செவ்வாய், 25 ஏப்ரல், 2017

The linguistic link

-C.T.INDRA


Thanks to the preceptor’s stay in Tondanur, several Tamil words entered the records of Karnataka temples...

Traditional accounts say that Ramanuja followed the Cauvery as far as Ramanathapuri, also known as Vahnipushkarani (Guruparamparai Prabhavam 6000: 246), then proceeded to Tonnur via Mithila-Saligrama. There is evidence, although not direct, that he found in the Hoysala country a congenial atmosphere to propagate his faith and made Tondanur and later Melukote as centres of his activity. Mirle and Saligrama each have a Yoganarasimha temple associated with Ramanuja. B.R. Gopal, the editor of Epigraphia Carnatica Vol. VI , has endeavoured to provide epigraphical confirmation of Ramanuja’s sojourn in Karnataka and his activities to spread the Sri Vaishnava faith in the Mysore region.

Ramanuja’s next point was Tonnur in Mandya region, where he is said to have cured the daughter of King Vishnuvardhana. The name Tondanur appears in the records of the 12th century and more frequently in those of the 13th, points out B.R. Gopal.
Indirect evidence

In his later book of 1983, Sri Ramanuja in Karnataka , Gopal mentions that Tondanur, also called Tonnur, has a Narasimha temple and Ramanuja must have stayed there. Looking at the etymology of the word ‘Tondanur’, Gopal notes that it is a Dravidian, especially a Tamil word, deriving from the root ‘Tondu’ which means ‘service’ to the Lord by a devotee who is a ‘dasan’ (slave). Its original name was Yadavapura, capital of Vishnuvardhana in 1129. Yadavapura became Tondanur when Ramanuja settled down there with his devotees and servants. This aspect is an indirect evidence of Ramanuja’s stay in Tondanur. It must have been so named owing to his influence.

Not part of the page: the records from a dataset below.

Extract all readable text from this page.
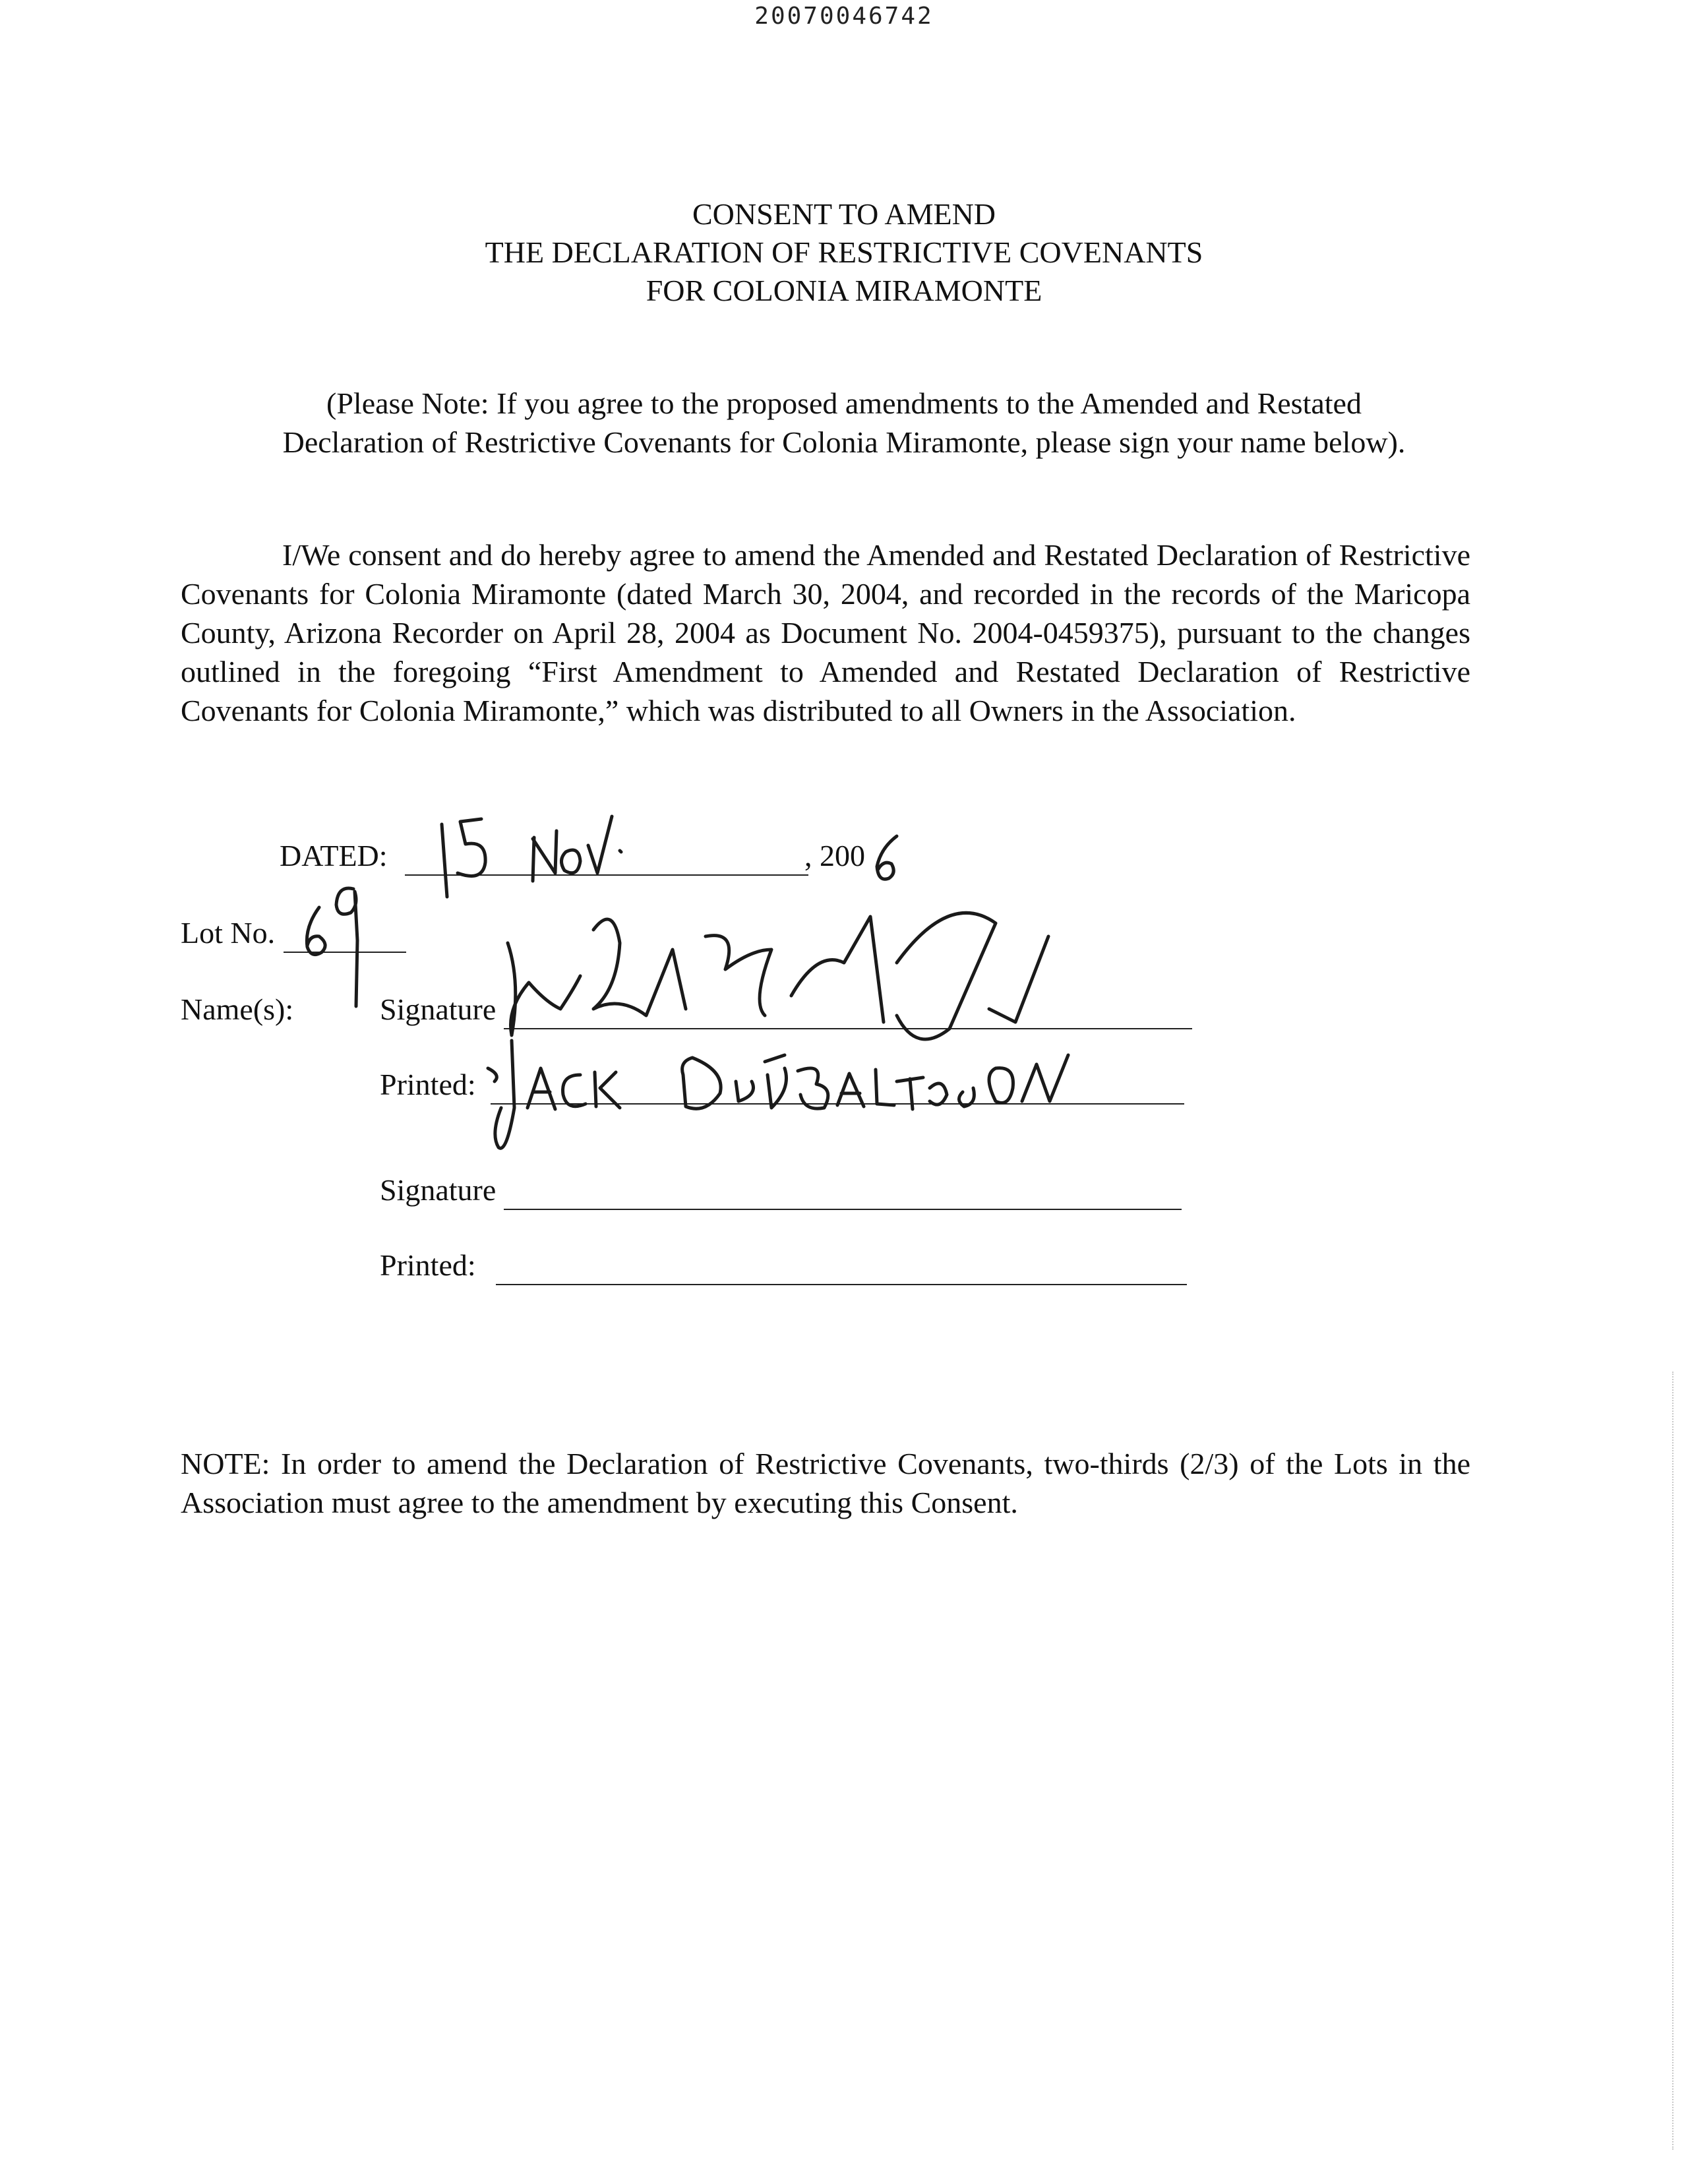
20070046742
CONSENT TO AMEND
THE DECLARATION OF RESTRICTIVE COVENANTS
FOR COLONIA MIRAMONTE
(Please Note: If you agree to the proposed amendments to the Amended and Restated
Declaration of Restrictive Covenants for Colonia Miramonte, please sign your name below).
I/We consent and do hereby agree to amend the Amended and Restated Declaration of Restrictive Covenants for Colonia Miramonte (dated March 30, 2004, and recorded in the records of the Maricopa County, Arizona Recorder on April 28, 2004 as Document No. 2004-0459375), pursuant to the changes outlined in the foregoing “First Amendment to Amended and Restated Declaration of Restrictive Covenants for Colonia Miramonte,” which was distributed to all Owners in the Association.
DATED:	, 200
Lot No.
Name(s):	Signature
Printed:
Signature
Printed:
NOTE: In order to amend the Declaration of Restrictive Covenants, two-thirds (2/3) of the Lots in the Association must agree to the amendment by executing this Consent.
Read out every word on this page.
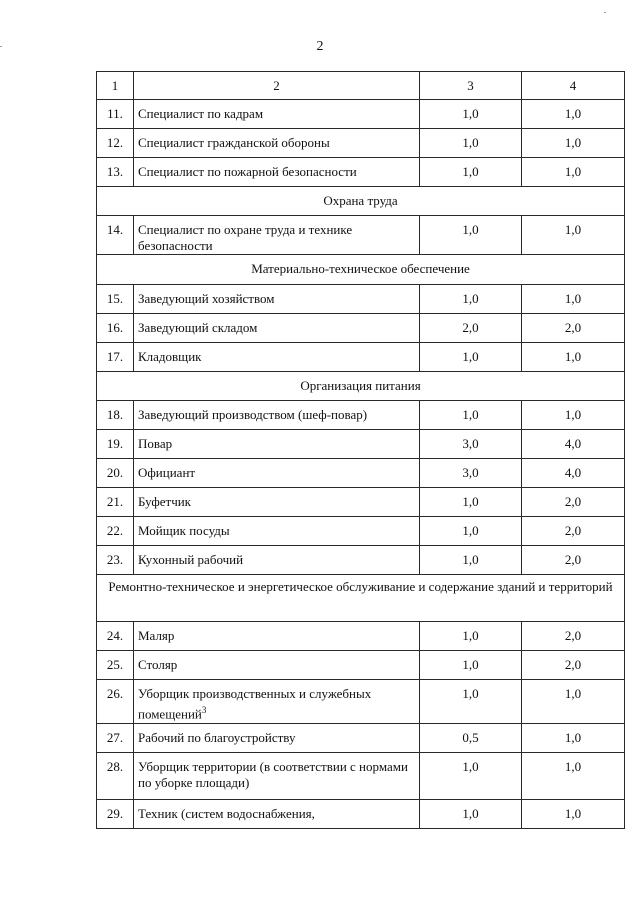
2
1	2	3	4
11.	Специалист по кадрам	1,0	1,0
12.	Специалист гражданской обороны	1,0	1,0
13.	Специалист по пожарной безопасности	1,0	1,0
Охрана труда			
14.	Специалист по охране труда и технике безопасности	1,0	1,0
Материально-техническое обеспечение			
15.	Заведующий хозяйством	1,0	1,0
16.	Заведующий складом	2,0	2,0
17.	Кладовщик	1,0	1,0
Организация питания			
18.	Заведующий производством (шеф-повар)	1,0	1,0
19.	Повар	3,0	4,0
20.	Официант	3,0	4,0
21.	Буфетчик	1,0	2,0
22.	Мойщик посуды	1,0	2,0
23.	Кухонный рабочий	1,0	2,0
Ремонтно-техническое и энергетическое обслуживание и содержание зданий и территорий			
24.	Маляр	1,0	2,0
25.	Столяр	1,0	2,0
26.	Уборщик производственных и служебных помещений$^3$	1,0	1,0
27.	Рабочий по благоустройству	0,5	1,0
28.	Уборщик территории (в соответствии с нормами по уборке площади)	1,0	1,0
29.	Техник (систем водоснабжения,	1,0	1,0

The Tonnur inscriptions throw light on the role of the disciples of Sri Ramanuja in propagating the faith through such acts as temple building, instituting new services and so on. B.R. Gopal thinks that this sort of discipline was injected to renew fresh vigour to the existing Vishnu worship in Karnataka and “through it underlined the prominence of saranagati and prapatti which Ramanuja propagated.”

The language and vocabulary of Sri Vaishnava temple services enunciated by Ramanuja are found in some of these records e.g. tiruvaradana (ritualised worship of the deity). A profound influence was seen in according Tamil Prabandhas a prominent place in the Karnataka temples too, especially Tiruvoimozhi of Nammazhwar. In 1181 A.D. at Tonnur, a Tiruvarangadasa is described as a reciter of Tiruvoimozhi. In 1186 A.D. a grant of land for food offering is made on the occasion of a special festival to highlight the glory of the hymns. It is interesting to find some records mentioning dishes which are special to Sri Vaishnava temples, for example ‘akkola payasu,’ which is ‘akkaravadisal’ (1528 A.D.), and ‘Atirasa’ to Lord Narasimha.

Three records of Achutadevaraya (1534-35) give details of food to be offered to the God and one finds the typical Sri Vaishnava term ‘amudhu’ (food) added to all dishes — ‘paruppu amudhu,’ ‘kariamudhu,’ and even ‘churul amudhu’ (betel leaf offered at the end of the ritual offering. In the Vijayanagara period the epigraphic language was Kannada, but several Tamil terms were let in e.g. ‘Amisai’ (food offering), ‘Kari amudhu’ (cooked vegetables). Such records are of valuable linguistic interest.